2026/5/13
診療報酬改定で加速する看護師確保競争。「定着」する組織づくり、できていますか?

診療報酬改定により、医療機関は賃上げ対応と人材確保という大きな課題に直面しています。しかし、給与水準の引き上げだけでは、看護師の採用・定着は実現できません。
現在、看護師の確保競争は「数」から「質と定着」へとシフトし、旧態依然な組織体制からの脱却が求められています。看護師から選ばれる病院とそうでない病院の差はどこにあるのでしょうか。
本記事では、診療報酬改定を背景に、看護師採用の構造的な変化と、これからの病院経営に求められる組織づくりのポイントを株式会社日本経営 組織人事コンサルティング部 課長の馬渡美智さんに伺いました。
人材を確保できる病院と確保できない病院の差とは
−2026年度の診療報酬改定により、看護師の確保競争はどのように変化していますか。
看護師の確保競争は「単なる頭数合わせ」から、ベースアップ評価料やICTを駆使した「質と定着率の競争」へと劇的に変化しています。
具体的には「高い給与で人材を確保する大規模病院・都市部」と、「ICTの導入や他職種へのタスク・シフト、または制度の緩和規定を活用して少ない人数で生き残りを図る中小病院・地方」の二極化になるのではないかと考えます。
大規模な急性期病院では、より重症な患者を診るための高いスキルを持った看護師を必要としているため、高いスキルに対して高い給与水準を示すことと、専門的なスキルを身につけることができるというキャリアパスを提示して、ハイパフォーマーを獲得していくことが必要となります。
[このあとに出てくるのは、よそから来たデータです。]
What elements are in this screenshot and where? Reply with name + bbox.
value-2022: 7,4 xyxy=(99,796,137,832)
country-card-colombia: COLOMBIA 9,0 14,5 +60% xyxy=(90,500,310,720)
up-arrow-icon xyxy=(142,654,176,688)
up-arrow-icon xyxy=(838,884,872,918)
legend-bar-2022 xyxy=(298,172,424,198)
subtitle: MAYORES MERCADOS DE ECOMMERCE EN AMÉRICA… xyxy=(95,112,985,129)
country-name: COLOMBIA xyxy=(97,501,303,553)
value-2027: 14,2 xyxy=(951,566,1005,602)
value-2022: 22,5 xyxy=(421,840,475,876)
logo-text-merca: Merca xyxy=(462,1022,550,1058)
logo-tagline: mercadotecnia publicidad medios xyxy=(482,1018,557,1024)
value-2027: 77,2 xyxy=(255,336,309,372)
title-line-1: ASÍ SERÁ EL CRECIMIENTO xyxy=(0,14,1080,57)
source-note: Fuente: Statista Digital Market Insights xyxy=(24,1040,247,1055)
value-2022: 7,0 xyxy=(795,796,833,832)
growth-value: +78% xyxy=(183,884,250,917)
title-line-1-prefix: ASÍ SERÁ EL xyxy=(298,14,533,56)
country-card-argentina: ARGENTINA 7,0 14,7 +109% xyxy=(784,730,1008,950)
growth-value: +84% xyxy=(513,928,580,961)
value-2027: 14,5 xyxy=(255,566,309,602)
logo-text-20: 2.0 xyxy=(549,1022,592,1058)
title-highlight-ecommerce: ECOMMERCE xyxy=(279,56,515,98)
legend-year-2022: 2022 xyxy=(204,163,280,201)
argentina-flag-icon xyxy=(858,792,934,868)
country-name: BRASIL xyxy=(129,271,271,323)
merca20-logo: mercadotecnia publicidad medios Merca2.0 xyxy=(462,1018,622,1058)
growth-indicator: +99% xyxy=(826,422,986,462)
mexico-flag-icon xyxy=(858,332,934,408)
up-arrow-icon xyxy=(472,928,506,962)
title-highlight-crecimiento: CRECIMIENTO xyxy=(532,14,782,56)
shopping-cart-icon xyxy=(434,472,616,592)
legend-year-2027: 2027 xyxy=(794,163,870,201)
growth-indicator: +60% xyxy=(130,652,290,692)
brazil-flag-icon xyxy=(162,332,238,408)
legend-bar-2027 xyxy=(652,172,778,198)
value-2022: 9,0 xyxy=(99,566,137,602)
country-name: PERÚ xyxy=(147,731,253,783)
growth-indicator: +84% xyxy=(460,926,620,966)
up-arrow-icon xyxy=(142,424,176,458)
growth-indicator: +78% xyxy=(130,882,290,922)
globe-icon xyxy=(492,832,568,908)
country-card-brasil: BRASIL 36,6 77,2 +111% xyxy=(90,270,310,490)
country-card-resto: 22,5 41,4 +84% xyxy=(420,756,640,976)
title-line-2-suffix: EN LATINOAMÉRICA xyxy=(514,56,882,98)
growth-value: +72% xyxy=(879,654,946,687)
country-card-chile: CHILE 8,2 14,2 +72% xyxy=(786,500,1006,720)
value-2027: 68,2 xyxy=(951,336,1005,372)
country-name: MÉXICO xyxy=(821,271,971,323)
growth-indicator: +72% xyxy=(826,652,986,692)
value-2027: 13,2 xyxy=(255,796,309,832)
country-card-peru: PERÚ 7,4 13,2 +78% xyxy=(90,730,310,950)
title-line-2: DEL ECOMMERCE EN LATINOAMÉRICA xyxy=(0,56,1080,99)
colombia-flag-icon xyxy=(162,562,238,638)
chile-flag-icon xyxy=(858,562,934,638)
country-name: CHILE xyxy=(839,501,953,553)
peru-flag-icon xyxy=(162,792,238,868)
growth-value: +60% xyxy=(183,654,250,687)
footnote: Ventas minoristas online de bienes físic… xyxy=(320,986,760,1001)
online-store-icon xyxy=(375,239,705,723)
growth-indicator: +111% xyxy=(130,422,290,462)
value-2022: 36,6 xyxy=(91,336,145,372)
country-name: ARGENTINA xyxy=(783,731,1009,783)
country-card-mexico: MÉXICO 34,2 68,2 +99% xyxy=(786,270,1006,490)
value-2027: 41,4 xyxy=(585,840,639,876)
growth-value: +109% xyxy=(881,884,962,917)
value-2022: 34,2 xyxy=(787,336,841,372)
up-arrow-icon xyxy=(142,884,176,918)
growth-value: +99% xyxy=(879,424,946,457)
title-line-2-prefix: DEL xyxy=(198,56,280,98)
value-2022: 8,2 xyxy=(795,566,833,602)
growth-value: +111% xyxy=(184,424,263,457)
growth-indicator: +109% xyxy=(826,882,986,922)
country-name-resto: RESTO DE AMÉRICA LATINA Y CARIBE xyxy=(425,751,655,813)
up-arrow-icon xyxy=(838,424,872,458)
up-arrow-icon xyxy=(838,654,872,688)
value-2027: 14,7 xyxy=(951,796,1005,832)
中小規模の病院では、2026年度の診療報酬改定「看護・多職種協働加算」が新設されました。看護配置「10対1」を維持しつつ、リハビリ職や管理栄養士など、多職種とのチーム医療で勝負する病棟に新たな加算が行われるというものです。これにより、中小病院は看護師の「数」の競争から脱却し、多職種協働による働きやすさをアピールする採用戦略へとシフトしています。
−人材を確保できている病院とできない病院、採用力の差はどこから生まれているのでしょうか。
採用力とは小手先のテクニックではなく「組織力そのもの」です。人材を確保できない病院は、多くの場合、採用手法以前に「今の労働環境やマネジメント体制のまま、どうやって人を集めるか」という都合の良い方法を探してしまっています。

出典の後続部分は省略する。